Оно было почти смехотворно кратким – Аврелиан взглянул на него с презрением, а затем со страхом. В первой части содержалось толкование заключительных стихов девятой главы Послания к евреям[55], где сказано, что Иисус не приносил себя в жертву многократно от начала мира, но совершил это однажды к концу веков. Во второй части было приведено библейское упоминание о тщетном многословии язычников (Мф 6: 7) и то место из седьмой книги Плиния, где говорится, что во всей вселенной не найти двух одинаковых лиц. Точно так же, заявлял Иоанн Паннонский, не найти и двух одинаковых душ, и самый гнусный грешник столь же драгоценен, как кровь, ради него пролитая Иисусом Христом. Поступок одного человека, утверждал он, имеет больше веса, чем все девять концентрических небес, и воображать, будто он может исчезнуть, а потом возникнуть снова, – значит проявить вопиющее легкомыслие. Время не восстанавливает то, что мы утратили: вечность хранит это для райского блаженства, но также для огня адова.

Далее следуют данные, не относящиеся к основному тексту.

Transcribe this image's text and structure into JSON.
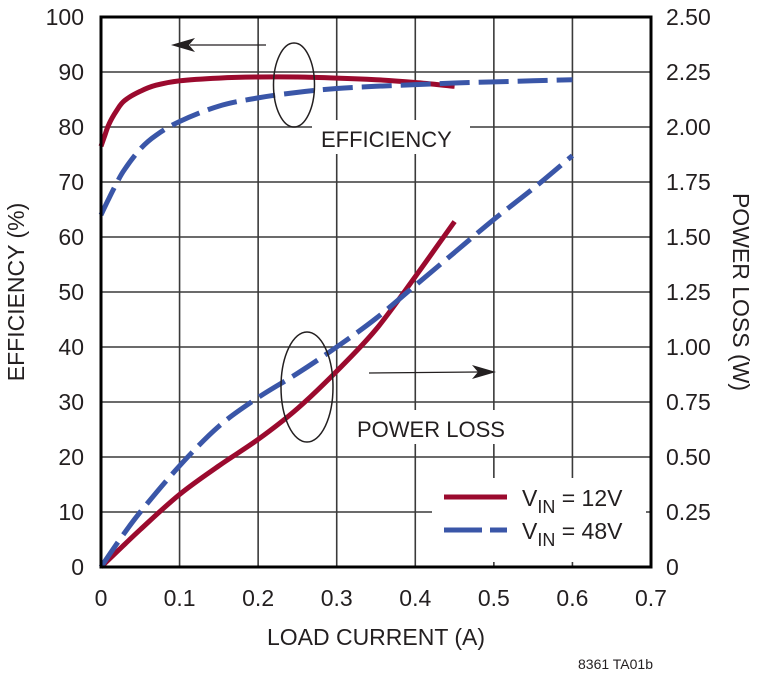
{
  "chart_data": {
    "type": "line",
    "title": "",
    "xlabel": "LOAD CURRENT (A)",
    "ylabel": "EFFICIENCY (%)",
    "y2label": "POWER LOSS (W)",
    "xlim": [
      0,
      0.7
    ],
    "ylim": [
      0,
      100
    ],
    "y2lim": [
      0,
      2.5
    ],
    "grid": true,
    "x_ticks": [
      "0",
      "0.1",
      "0.2",
      "0.3",
      "0.4",
      "0.5",
      "0.6",
      "0.7"
    ],
    "y_ticks": [
      "0",
      "10",
      "20",
      "30",
      "40",
      "50",
      "60",
      "70",
      "80",
      "90",
      "100"
    ],
    "y2_ticks": [
      "0",
      "0.25",
      "0.50",
      "0.75",
      "1.00",
      "1.25",
      "1.50",
      "1.75",
      "2.00",
      "2.25",
      "2.50"
    ],
    "annotations": [
      "EFFICIENCY",
      "POWER LOSS"
    ],
    "legend": {
      "position": "lower right",
      "entries": [
        {
          "label_main": "V",
          "label_sub": "IN",
          "label_rest": " = 12V",
          "style": "solid",
          "color": "#9b0a2e"
        },
        {
          "label_main": "V",
          "label_sub": "IN",
          "label_rest": " = 48V",
          "style": "dashed",
          "color": "#3a56a8"
        }
      ]
    },
    "series": [
      {
        "name": "Efficiency VIN = 12V",
        "axis": "left",
        "style": "solid",
        "color": "#9b0a2e",
        "x": [
          0,
          0.005,
          0.01,
          0.02,
          0.03,
          0.05,
          0.07,
          0.1,
          0.15,
          0.2,
          0.25,
          0.3,
          0.35,
          0.4,
          0.45
        ],
        "y": [
          76.5,
          78.5,
          80.5,
          83,
          84.8,
          86.5,
          87.6,
          88.4,
          88.9,
          89.1,
          89.1,
          88.9,
          88.6,
          88.1,
          87.4
        ]
      },
      {
        "name": "Efficiency VIN = 48V",
        "axis": "left",
        "style": "dashed",
        "color": "#3a56a8",
        "x": [
          0,
          0.01,
          0.02,
          0.03,
          0.05,
          0.07,
          0.1,
          0.15,
          0.2,
          0.25,
          0.3,
          0.35,
          0.4,
          0.45,
          0.5,
          0.55,
          0.6
        ],
        "y": [
          64,
          67,
          69.8,
          72.3,
          76,
          78.5,
          81,
          83.8,
          85.3,
          86.3,
          87,
          87.4,
          87.7,
          88,
          88.2,
          88.4,
          88.6
        ]
      },
      {
        "name": "Power Loss VIN = 12V",
        "axis": "right",
        "style": "solid",
        "color": "#9b0a2e",
        "x": [
          0,
          0.05,
          0.1,
          0.15,
          0.2,
          0.25,
          0.3,
          0.35,
          0.4,
          0.45
        ],
        "y": [
          0,
          0.17,
          0.33,
          0.46,
          0.58,
          0.72,
          0.89,
          1.08,
          1.32,
          1.57
        ]
      },
      {
        "name": "Power Loss VIN = 48V",
        "axis": "right",
        "style": "dashed",
        "color": "#3a56a8",
        "x": [
          0,
          0.025,
          0.05,
          0.1,
          0.15,
          0.2,
          0.25,
          0.3,
          0.35,
          0.4,
          0.45,
          0.5,
          0.55,
          0.6
        ],
        "y": [
          0,
          0.13,
          0.25,
          0.46,
          0.64,
          0.77,
          0.88,
          1.0,
          1.13,
          1.28,
          1.43,
          1.58,
          1.72,
          1.87
        ]
      }
    ]
  },
  "footnote": "8361 TA01b"
}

Трактат был написан ясно и всеобъемлюще – казалось, он сочинен не конкретной личностью, но как бы «всяким человеком» или – быть может – всем человечеством.

Аврелиан испытал острое, почти физическое чувство унижения. Ему захотелось уничтожить или переделать свой труд, но затем, движимый обозленной честностью, он отправил его в Рим, не изменив ни одной буквы. Несколько месяцев спустя, когда собрался Пергамский собор, опровергнуть заблуждения монотонов поручили (как и следовало ожидать) Иоанну Паннонскому; его ученого, сдержанного по тону опровержения оказалось достаточно, чтобы ересиарха Эвфорбия осудили на сожжение[56]. «Это уже происходило и произойдет снова, – сказал Евфорбий[57]. – Вы возжигаете не костер, но огненный лабиринт. Если бы здесь соединились все костры, на которые я восходил, они не уместились бы на земле и ангелы ослепли бы. И это я говорил неоднократно». Потом он стал кричать, потому что огонь добрался до него.